1. "Backseat" – 3:15
2. "Split Minute" – 2:55
3. "18th Street Shuffle" – 4:17
4. "New America" – 3:41
5. "Rain Party" – 3:33
6. "Maple Day Getaway" (Rob Barbato, Presley) – 2:32
7. "Trail the Line" (Barbato) – 3:03
8. "June Bloom" – 4:31
9. "Dear Author" (Barbato) – 2:51
10. "A Lovely Game" (Barbato, Presley) – 2:34
11. "Cry On Me Woman" – 2:33

==Personnel==
- Darker My Love
- Tim Presley – vocals, guitar
- Rob Barbato – vocals, bass guitar
- Jared Everett – guitar, sax
- Will Canzoneri – organ, clavinet, accordion
- Dan Allaire – drums, percussion
- Maria Taylor – vocals
- Joe Goldmark – pedal steel guitar
- Moira Little – oboe, English horn
- Leonard Edmondson – bassoon

- Production
- Nick Huntington – production, mixing
- Drew Fischer – engineer, mixing
- Chris Reynolds – engineer
- Jason Lader – mixing
- Dave Cooley – mastering
- Malia James – photography

==Reception==
- AllMusic - "More Beatles/Dylan than My Bloody Valentine, Alive as You Are is an album that's more about being listened to than just felt.

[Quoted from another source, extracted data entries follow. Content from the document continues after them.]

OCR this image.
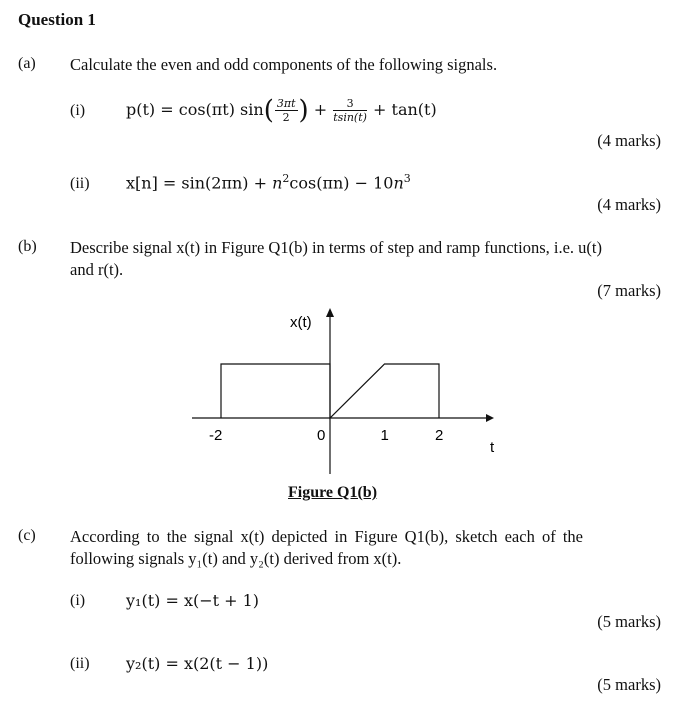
Question 1
(a) Calculate the even and odd components of the following signals.
(i)	p(t) = cos(πt) $\sin( \frac{3\pi t}{2}$ ) + $\frac{3}{tsin(t)} + \tan(t)$
(4 marks)
(ii) $x[n] = \sin(2\pi n) + n^2\cos(\pi n) - 10n^3$
(4 marks)
(b) Describe signal x(t) in Figure Q1(b) in terms of step and ramp functions, i.e. u(t)
and r(t).
(7 marks)
-2	0	1	2
x(t)
t
Figure Q1(b)
(c) According to the signal x(t) depicted in Figure Q1(b), sketch each of the
following signals y₁(t) and y₂(t) derived from x(t).
(i)	y₁(t) = x(−t + 1)
(5 marks)
(ii) y₂(t) = x(2(t − 1))
(5 marks)
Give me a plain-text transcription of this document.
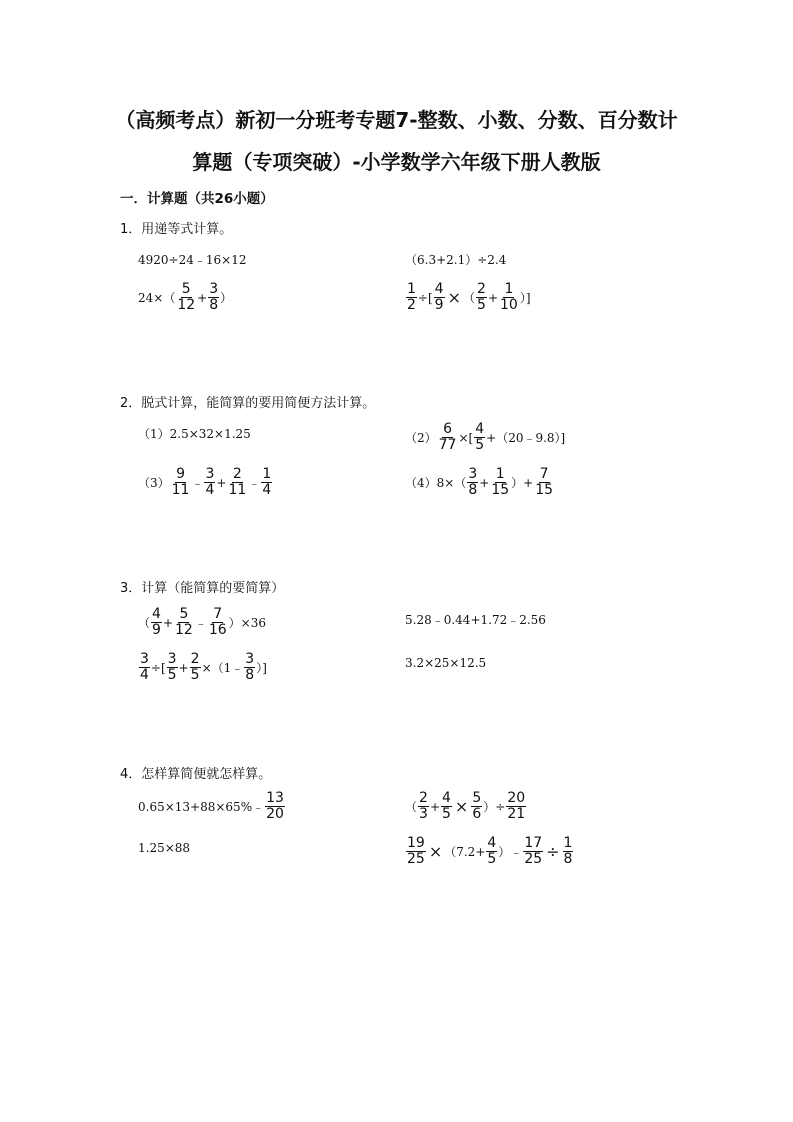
（高频考点）新初一分班考专题7-整数、小数、分数、百分数计
算题（专项突破）-小学数学六年级下册人教版
一．计算题（共26小题）
1．用递等式计算。
4920÷24﹣16×12	（6.3+2.1）÷2.4
$24\times( \frac{5}{12} + \frac{3}{8}$ ）	$\frac{1}{2}$ ÷[ $\frac{4}{9}$ × （ $\frac{2}{5} + \frac{1}{10}$ ）]
2．脱式计算，能简算的要用简便方法计算。
（1）2.5×32×1.25	$(2) \frac{6}{77}$ ×[ $\frac{4}{5}$ +（20﹣9.8）]
$(3) \frac{9}{11}$ ﹣ $\frac{3}{4} + \frac{2}{11}$ ﹣ $\frac{1}{4}$	$(4)8\times( \frac{3}{8} + \frac{1}{15}$ ）+ $\frac{7}{15}$
3．计算（能简算的要简算）
（ $\frac{4}{9} + \frac{5}{12}$ ﹣ $\frac{7}{16} )\times 36$	5.28﹣0.44+1.72﹣2.56
$\frac{3}{4}$ ÷[ $\frac{3}{5} + \frac{2}{5}$ ×（1﹣ $\frac{3}{8}$ ）]	3.2×25×12.5
4．怎样算简便就怎样算。
0.65×13+88×65%﹣ $\frac{13}{20}$	（ $\frac{2}{3} + \frac{4}{5} \times \frac{5}{6}$ ）÷ $\frac{20}{21}$
1.25×88	$\frac{19}{25} \times (7.2+ \frac{4}{5}$ ）﹣ $\frac{17}{25} \div \frac{1}{8}$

With layers of vocal and guitar melodies at work, songs like 'Trail the Line' and 'Dear Author' have a carefully constructed depth that feels more intricate than 2's thick fuzz was able to produce. This kind of precision helps to give you the feeling that this is an album that was written and not just jammed out, allowing you to feel the hand of its creator and to appreciate the songcraft at work here. While fans of Darker My Love's earlier albums may be a bit put off by this sudden sea change, Alive as You Are marks a pleasant sonic shift for the band, offering anyone willing to listen a love letter to San Francisco's psych-pop past and the sounds of the paisley underground. ".

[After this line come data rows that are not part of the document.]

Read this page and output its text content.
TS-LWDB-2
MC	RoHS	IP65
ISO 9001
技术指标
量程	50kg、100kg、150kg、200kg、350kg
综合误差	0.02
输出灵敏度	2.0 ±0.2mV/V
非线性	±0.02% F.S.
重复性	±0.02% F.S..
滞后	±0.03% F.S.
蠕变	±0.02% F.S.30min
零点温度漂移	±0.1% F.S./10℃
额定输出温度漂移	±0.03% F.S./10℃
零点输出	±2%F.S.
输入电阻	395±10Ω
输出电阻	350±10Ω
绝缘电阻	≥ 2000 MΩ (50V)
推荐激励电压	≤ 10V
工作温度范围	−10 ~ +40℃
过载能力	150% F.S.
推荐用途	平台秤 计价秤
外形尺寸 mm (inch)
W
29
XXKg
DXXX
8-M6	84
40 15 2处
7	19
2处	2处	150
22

- Pitchfork - "Alive As You Are mines the 1960s folk-rock canon with a near-dopey lack of shame. If the Dylan-esque vocal aping on opening track "Backseat" doesn't make you blush for these guys' sake, try the following cut, "Split Minute", which is basically the Byrds' "Turn! Turn! Turn!" sans any trace of the original's euphoric payoff." (Rating: 5.8/10)
- Drowned in Sound - "Granted, one wouldn't have wished for a watered down xerox of its predecessor, but the West Coast psychedelia on a Nashville vacation of Alive As You Are could almost be a different band entirely. When Tim Presley sings "Act like you were born again in your own time" on the album's midpoint 'Maple Day Getaway' he could almost be writing his and Darker My Love's updated autobiography. Certainly anyone expecting a repeat of the gargantuan riffs and soaring melodies of 'Summer Is Here' and 'Talking Words' will be disappointed here, although once the initial shock subsides, there are still a handful of treasures in Alive As You Are to suggest the instinctive chameleon within the band hasn't totally dampened their songwriting abilities".

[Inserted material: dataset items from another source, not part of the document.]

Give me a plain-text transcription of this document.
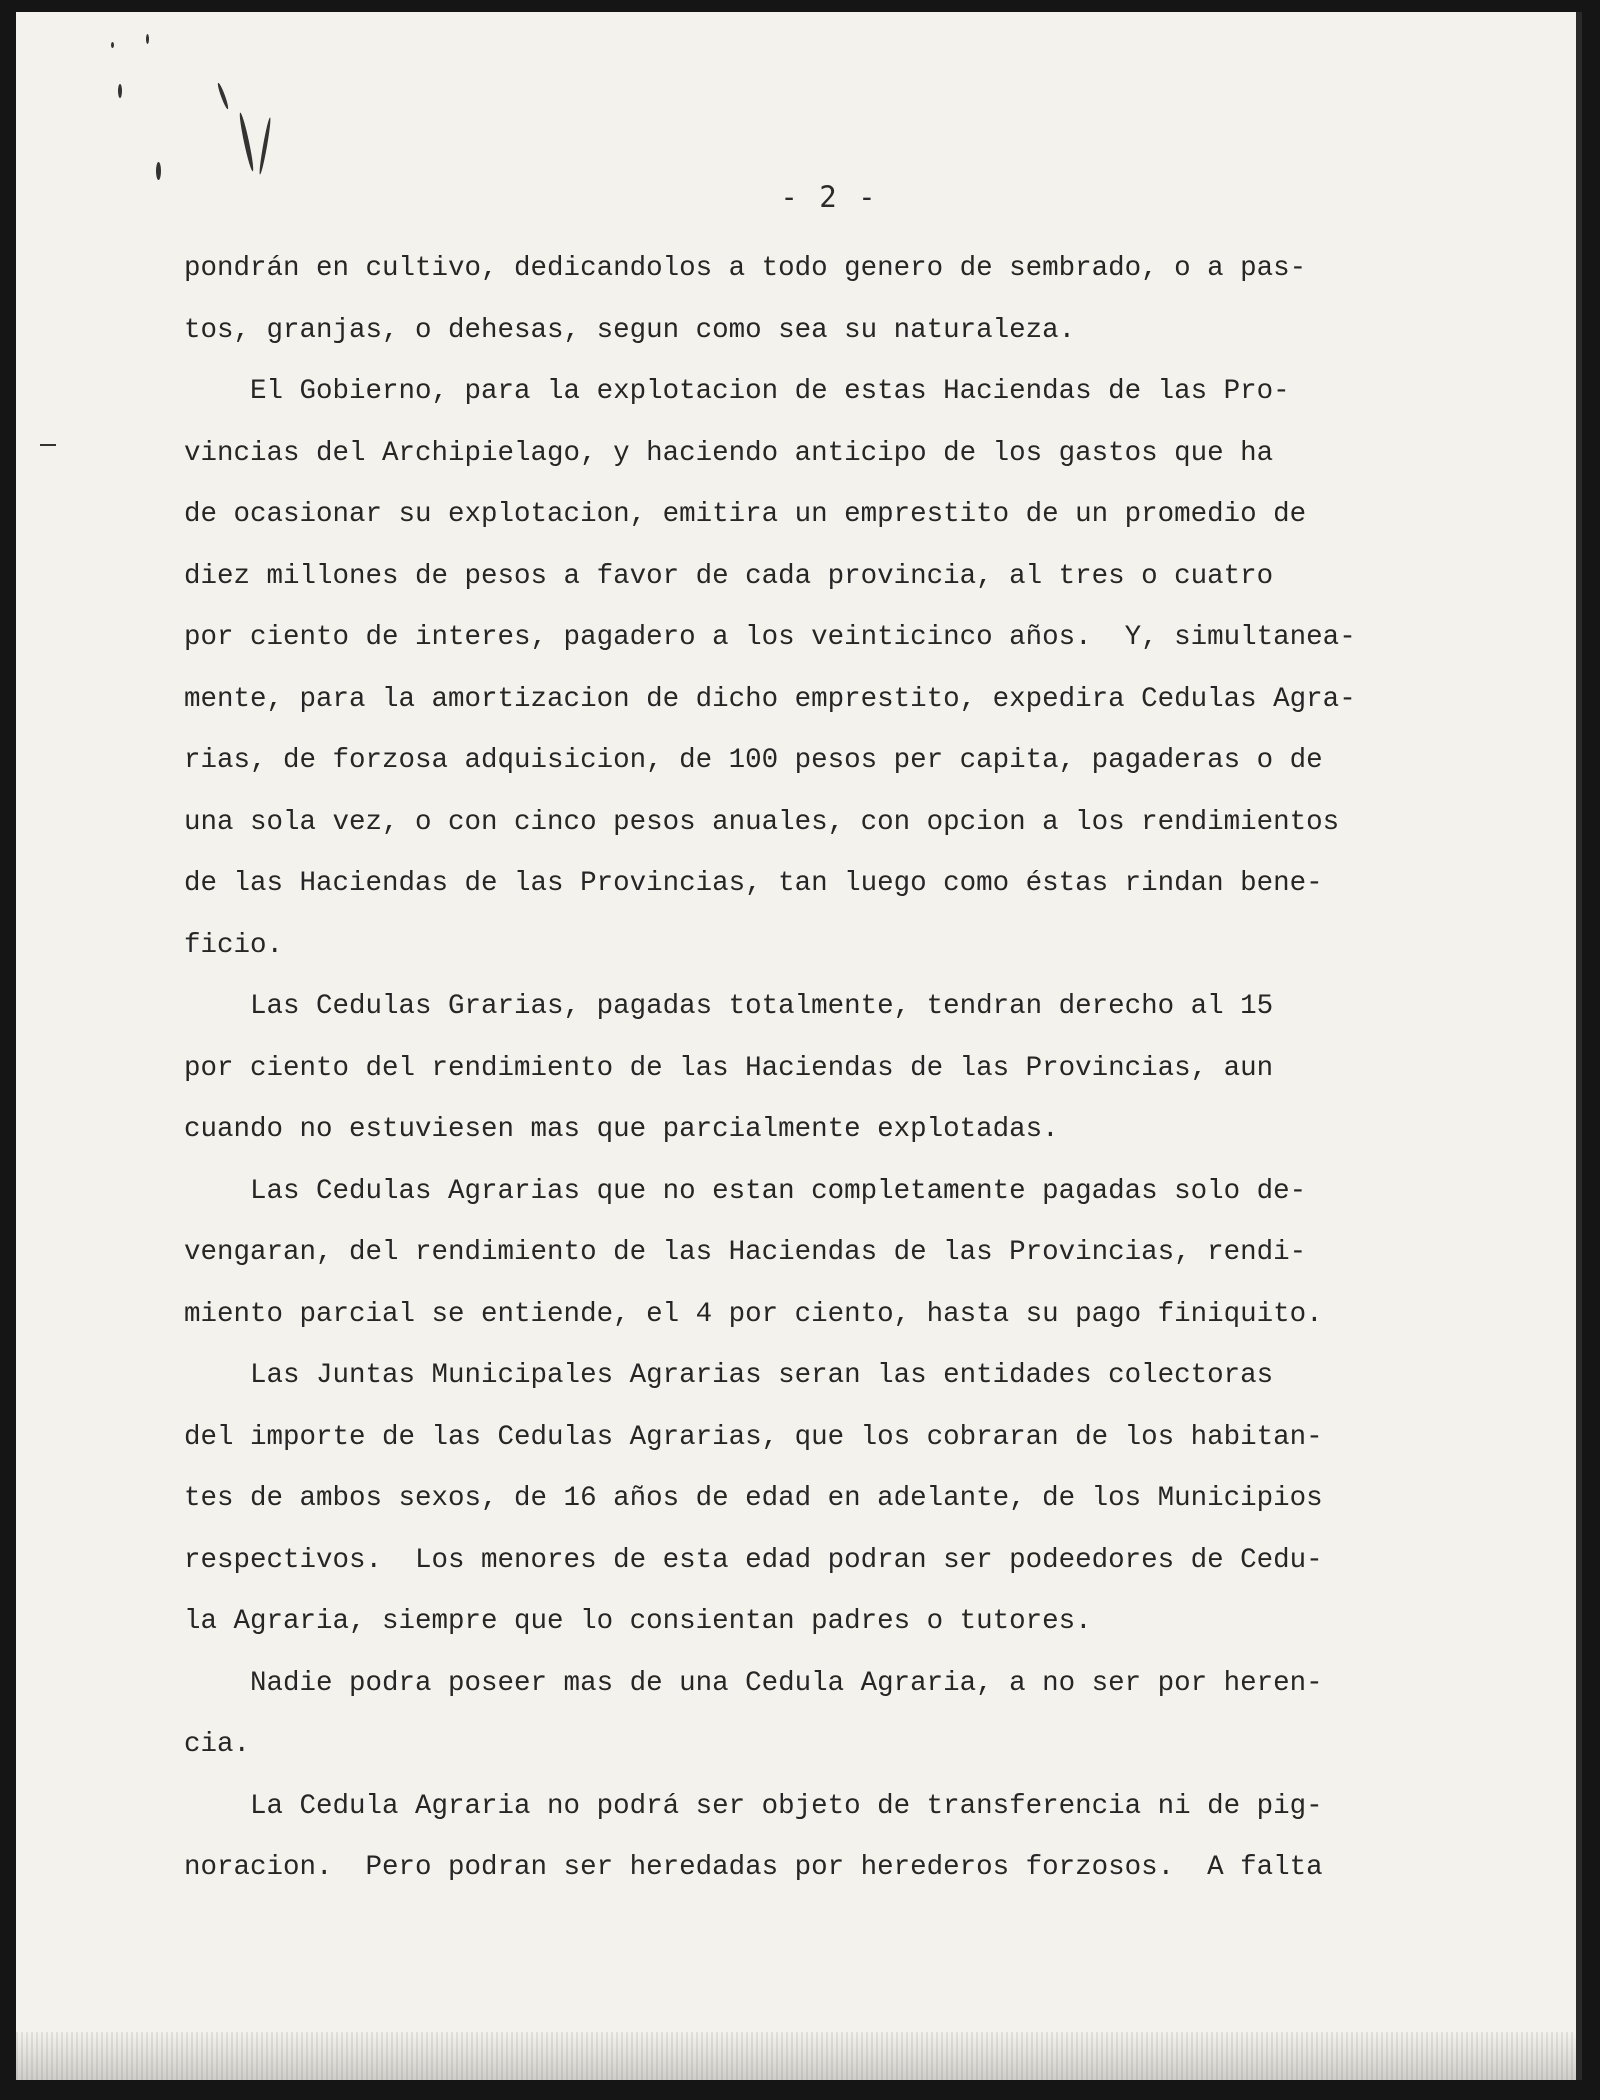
- 2 -
pondrán en cultivo, dedicandolos a todo genero de sembrado, o a pas-
tos, granjas, o dehesas, segun como sea su naturaleza.
El Gobierno, para la explotacion de estas Haciendas de las Pro-
vincias del Archipielago, y haciendo anticipo de los gastos que ha
de ocasionar su explotacion, emitira un emprestito de un promedio de
diez millones de pesos a favor de cada provincia, al tres o cuatro
por ciento de interes, pagadero a los veinticinco años.  Y, simultanea-
mente, para la amortizacion de dicho emprestito, expedira Cedulas Agra-
rias, de forzosa adquisicion, de 100 pesos per capita, pagaderas o de
una sola vez, o con cinco pesos anuales, con opcion a los rendimientos
de las Haciendas de las Provincias, tan luego como éstas rindan bene-
ficio.
Las Cedulas Grarias, pagadas totalmente, tendran derecho al 15
por ciento del rendimiento de las Haciendas de las Provincias, aun
cuando no estuviesen mas que parcialmente explotadas.
Las Cedulas Agrarias que no estan completamente pagadas solo de-
vengaran, del rendimiento de las Haciendas de las Provincias, rendi-
miento parcial se entiende, el 4 por ciento, hasta su pago finiquito.
Las Juntas Municipales Agrarias seran las entidades colectoras
del importe de las Cedulas Agrarias, que los cobraran de los habitan-
tes de ambos sexos, de 16 años de edad en adelante, de los Municipios
respectivos.  Los menores de esta edad podran ser podeedores de Cedu-
la Agraria, siempre que lo consientan padres o tutores.
Nadie podra poseer mas de una Cedula Agraria, a no ser por heren-
cia.
La Cedula Agraria no podrá ser objeto de transferencia ni de pig-
noracion.  Pero podran ser heredadas por herederos forzosos.  A falta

- The A.V. Club - "After two records of clamorous psych-rock, the group now winds the clock back 40 years for an influence-worshipping period piece. Recording in the famed Hyde Street Studios, Darker My Love borrows heavily from its past clients (especially Grateful Dead) and injects stretches of Beatles-aping, but even those tiring of the Blitzen Trapper/Fleet Foxes throwback sound shouldn't immediately dismiss it: The styles and guitar work may be lifted from classic-rock radio, but the songwriting is impressively genuine. At times warmly sunny and loose and at other times coolly subdued, Alive As You Are is undeniably personal, with a depth lacking in the group's previous reverb-soaked fuzz anthems." (Grade: B+)
- NME - "If we close our eyes hard enough, we can almost visualise the members of Darker My Love blowing lungfuls of cheap hash out of our old bedroom window while heads bob in unison to the strains of The Grateful Dead's 'American Beauty'. And by God, does it make us giddy. Inspired by the death of frontman Tim Presley's father, 'Alive As You Are' is a minor masterpiece, a record whose points of reference – the aforementioned Dead, Moby Grape, Teenage Fanclub – are impeccable, but never merely parroted back at you. From the countrified guitar licks and spectral three-part harmonies of opener 'Backseat', through the stoned shoegaze of 'Split Minute' and the dream-pop of 'June Bloom', this is an album to be held close to your heart and revered as psych-pop scripture.